James Henry Baugham was another of the football player-turned-pilots from the Tar Heel state. Growing up in Washington, he had a reputation for cars and boats, the faster the better. He was also athletic and played halfback on the North Carolina College of Agriculture and Mechanic Arts (later N.C. State University) football team. He was restless, and, by age 17, had left school and earned a pilot’s license from the Curtiss Aviation School in Newport News, Virginia.
After being rejected by the U.S. Navy due to his young age, he went to France and entered French pilot training. He was the only North Carolinian to start the war already in possession of a pilot’s rating, and his experience showed. Acrobatics were his strength and even at his young age, he was considered the best of his Escadrille. Twice, he successfully landed his damaged Nieuport in combat zones among the trenches.
His skills were well known, and he was transferred to a high performance Spad aircraft squadron. Critically wounded in an aerial engagement on July 1, 1918, he still managed to land his aircraft safely near friendly French lines. There is some evidence that he was shot down by the German Ace Ernst Udet. Sadly, he later died from his wounds.

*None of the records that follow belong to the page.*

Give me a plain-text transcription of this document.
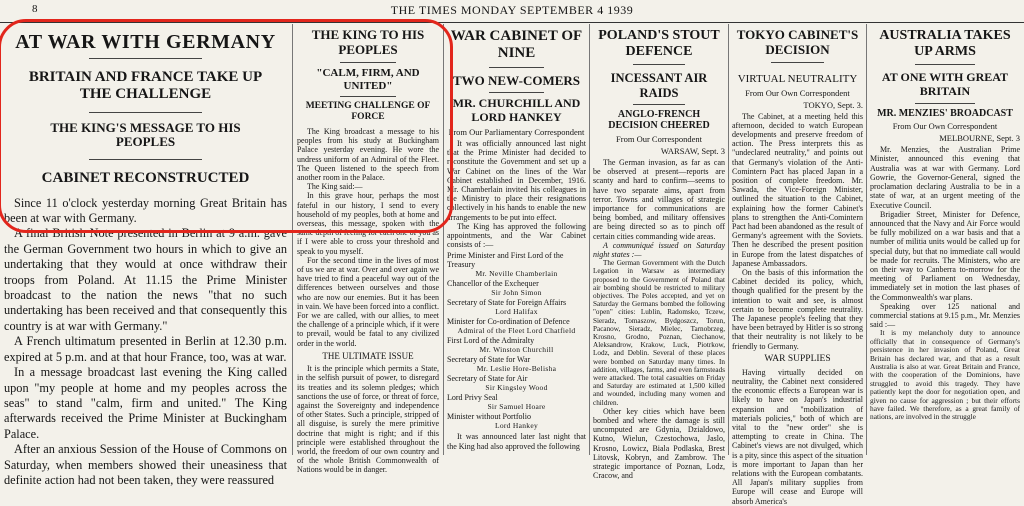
8	THE TIMES MONDAY SEPTEMBER 4 1939

AT WAR WITH GERMANY

BRITAIN AND FRANCE TAKE UP THE CHALLENGE

THE KING'S MESSAGE TO HIS PEOPLES

CABINET RECONSTRUCTED

Since 11 o'clock yesterday morning Great Britain has been at war with Germany.

A final British Note presented in Berlin at 9 a.m. gave the German Government two hours in which to give an undertaking that they would at once withdraw their troops from Poland. At 11.15 the Prime Minister broadcast to the nation the news "that no such undertaking has been received and that consequently this country is at war with Germany."

A French ultimatum presented in Berlin at 12.30 p.m. expired at 5 p.m. and at that hour France, too, was at war.

In a message broadcast last evening the King called upon "my people at home and my peoples across the seas" to stand "calm, firm and united." The King afterwards received the Prime Minister at Buckingham Palace.

After an anxious Session of the House of Commons on Saturday, when members showed their uneasiness that definite action had not been taken, they were reassured

THE KING TO HIS PEOPLES

"CALM, FIRM, AND UNITED"

MEETING CHALLENGE OF FORCE

The King broadcast a message to his peoples from his study at Buckingham Palace yesterday evening. He wore the undress uniform of an Admiral of the Fleet. The Queen listened to the speech from another room in the Palace.

The King said:—

In this grave hour, perhaps the most fateful in our history, I send to every household of my peoples, both at home and overseas, this message, spoken with the same depth of feeling for each one of you as if I were able to cross your threshold and speak to you myself.

For the second time in the lives of most of us we are at war. Over and over again we have tried to find a peaceful way out of the differences between ourselves and those who are now our enemies. But it has been in vain. We have been forced into a conflict. For we are called, with our allies, to meet the challenge of a principle which, if it were to prevail, would be fatal to any civilized order in the world.

THE ULTIMATE ISSUE

It is the principle which permits a State, in the selfish pursuit of power, to disregard its treaties and its solemn pledges; which sanctions the use of force, or threat of force, against the Sovereignty and independence of other States. Such a principle, stripped of all disguise, is surely the mere primitive doctrine that might is right; and if this principle were established throughout the world, the freedom of our own country and of the whole British Commonwealth of Nations would be in danger.

WAR CABINET OF NINE

TWO NEW-COMERS

MR. CHURCHILL AND LORD HANKEY

From Our Parliamentary Correspondent

It was officially announced last night that the Prime Minister had decided to reconstitute the Government and set up a War Cabinet on the lines of the War Cabinet established in December, 1916. Mr. Chamberlain invited his colleagues in the Ministry to place their resignations collectively in his hands to enable the new arrangements to be put into effect.

The King has approved the following appointments, and the War Cabinet consists of :—

Prime Minister and First Lord of the Treasury
Mr. Neville Chamberlain

Chancellor of the Exchequer
Sir John Simon

Secretary of State for Foreign Affairs
Lord Halifax

Minister for Co-ordination of Defence
Admiral of the Fleet Lord Chatfield

First Lord of the Admiralty
Mr. Winston Churchill

Secretary of State for War
Mr. Leslie Hore-Belisha

Secretary of State for Air
Sir Kingsley Wood

Lord Privy Seal
Sir Samuel Hoare

Minister without Portfolio
Lord Hankey

It was announced later last night that the King had also approved the following

POLAND'S STOUT DEFENCE

INCESSANT AIR RAIDS

ANGLO-FRENCH DECISION CHEERED

From Our Correspondent

WARSAW, Sept. 3

The German invasion, as far as can be observed at present—reports are scanty and hard to confirm—seems to have two separate aims, apart from terror. Towns and villages of strategic importance for communications are being bombed, and military offensives are being directed so as to pinch off certain cities commanding wide areas.

A communiqué issued on Saturday night states :—

The German Government with the Dutch Legation in Warsaw as intermediary proposed to the Government of Poland that air bombing should be restricted to military objectives. The Poles accepted, and yet on Saturday the Germans bombed the following "open" cities: Lublin, Radomsko, Tczew, Sieradz, Tomaszow, Bydgoszcz, Torun, Pacanow, Sieradz, Mielec, Tarnobrzeg, Krosno, Grodno, Poznan, Ciechanow, Aleksandrow, Krakow, Luck, Piotrkow, Lodz, and Deblin. Several of these places were bombed on Saturday many times. In addition, villages, farms, and even farmsteads were attacked. The total casualties on Friday and Saturday are estimated at 1,500 killed and wounded, including many women and children.

Other key cities which have been bombed and where the damage is still uncomputed are Gdynia, Dzialdowo, Kutno, Wielun, Czestochowa, Jaslo, Krosno, Lowicz, Biala Podlaska, Brest Litovsk, Kobryn, and Zambrow. The strategic importance of Poznan, Lodz, Cracow, and

TOKYO CABINET'S DECISION

VIRTUAL NEUTRALITY

From Our Own Correspondent

TOKYO, Sept. 3.

The Cabinet, at a meeting held this afternoon, decided to watch European developments and preserve freedom of action. The Press interprets this as "undeclared neutrality," and points out that Germany's violation of the Anti-Comintern Pact has placed Japan in a position of complete freedom. Mr. Sawada, the Vice-Foreign Minister, outlined the situation to the Cabinet, explaining how the former Cabinet's plans to strengthen the Anti-Comintern Pact had been abandoned as the result of Germany's agreement with the Soviets. Then he described the present position in Europe from the latest dispatches of Japanese Ambassadors.

On the basis of this information the Cabinet decided its policy, which, though qualified for the present by the intention to wait and see, is almost certain to become complete neutrality. The Japanese people's feeling that they have been betrayed by Hitler is so strong that their neutrality is not likely to be friendly to Germany.

WAR SUPPLIES

Having virtually decided on neutrality, the Cabinet next considered the economic effects a European war is likely to have on Japan's industrial expansion and "mobilization of materials policies," both of which are vital to the "new order" she is attempting to create in China. The Cabinet's views are not divulged, which is a pity, since this aspect of the situation is more important to Japan than her relations with the European combatants. All Japan's military supplies from Europe will cease and Europe will absorb America's

AUSTRALIA TAKES UP ARMS

AT ONE WITH GREAT BRITAIN

MR. MENZIES' BROADCAST

From Our Own Correspondent

MELBOURNE, Sept. 3

Mr. Menzies, the Australian Prime Minister, announced this evening that Australia was at war with Germany. Lord Gowrie, the Governor-General, signed the proclamation declaring Australia to be in a state of war, at an urgent meeting of the Executive Council.

Brigadier Street, Minister for Defence, announced that the Navy and Air Force would be fully mobilized on a war basis and that a number of militia units would be called up for special duty, but that no immediate call would be made for recruits. The Ministers, who are on their way to Canberra to-morrow for the meeting of Parliament on Wednesday, immediately set in motion the last phases of the Commonwealth's war plans.

Speaking over 125 national and commercial stations at 9.15 p.m., Mr. Menzies said :—

It is my melancholy duty to announce officially that in consequence of Germany's persistence in her invasion of Poland, Great Britain has declared war, and that as a result Australia is also at war. Great Britain and France, with the cooperation of the Dominions, have struggled to avoid this tragedy. They have patiently kept the door for negotiation open, and given no cause for aggression ; but their efforts have failed. We therefore, as a great family of nations, are involved in the struggle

Author of Mutiny on the Bounty, James Norman Hall, talks about Baugham in his history titled “The Lafayette Flying Corps.” He refers to Baugham as “A fine type of Southerner, keen, alert, and full of courage. He came from old American stock, the kind that loves danger for its own sake and fights to the last ditch.”
One hundred years ago, on Nov. 11, 1918, World War I was ended. Above the mud and madness of trench warfare a new battle space had developed, dominated by young men, pilots of the purple twilight and their magnificent flying machines. North Carolinians were among them and made a significant impact. Kiffin Rockwell, James Rogers McConnell, Arthur Bluethenthal, and James Henry Baugham perished in the process — the only ones who did not come back.
Paul W. Carr is a retired captain with Delta Airlines, colonel (Retired) of the U.S. Air Force and an aviation historian.